Attenuation estimation in thin transitional layers with gradational velocity change

In a desert area, unconsolidated sediment can seriously attenuate the high frequency components of seismic data. In order to evaluate the attenuation of a seismic wave in the medium, we firstly analysed the primary seismic wave from up‐hole survey data acquired from the Takelamagan desert of north‐west China and then performed numerical simulations. The up‐hole results showed that there is a stratum in which the velocity increases gradually when the depth increases and where amplitudes and frequency components are attenuated and are decreased seriously by the waves being reflected or passing through the stratum. We regard the stratum as a linear transition layer.
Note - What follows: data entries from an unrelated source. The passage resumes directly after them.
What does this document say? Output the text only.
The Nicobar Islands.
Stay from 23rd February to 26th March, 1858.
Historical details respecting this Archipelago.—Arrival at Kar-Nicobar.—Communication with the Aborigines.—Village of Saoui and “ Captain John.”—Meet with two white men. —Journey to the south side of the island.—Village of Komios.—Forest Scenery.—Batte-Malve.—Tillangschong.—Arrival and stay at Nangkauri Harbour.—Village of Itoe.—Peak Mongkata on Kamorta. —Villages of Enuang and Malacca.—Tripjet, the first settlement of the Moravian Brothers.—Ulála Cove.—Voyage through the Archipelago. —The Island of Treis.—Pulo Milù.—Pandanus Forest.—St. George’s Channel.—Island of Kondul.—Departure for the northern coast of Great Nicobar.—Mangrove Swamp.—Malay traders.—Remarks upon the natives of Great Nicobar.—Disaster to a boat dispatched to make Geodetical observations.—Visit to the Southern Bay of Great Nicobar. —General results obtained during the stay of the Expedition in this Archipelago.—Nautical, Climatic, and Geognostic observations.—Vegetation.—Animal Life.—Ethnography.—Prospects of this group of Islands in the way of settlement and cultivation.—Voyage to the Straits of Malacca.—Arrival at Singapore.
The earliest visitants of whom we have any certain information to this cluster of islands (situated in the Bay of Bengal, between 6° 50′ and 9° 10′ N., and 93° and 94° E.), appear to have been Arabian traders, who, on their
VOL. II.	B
Based on the linear transition theory and the velocity structures obtained from up‐hole data, the one‐dimensional numerical simulation method was used to calculate seismograms of transmission waves and reflection waves. By analysing these two records, it was found that both amplitudes and frequency components attenuated greatly due to the existing linear transition layer. This can be interpreted as scattering or multiples since the reflection and the transmission actions usually occurred in this kind of stratum more than once. This is a significant factor for the amplitudes and frequency components attenuation of a partially saturated layer in a desert area. The filter character of the transition stratum can be described as a low‐pass filter for reflection waves and as a high‐pass filter for transmission waves.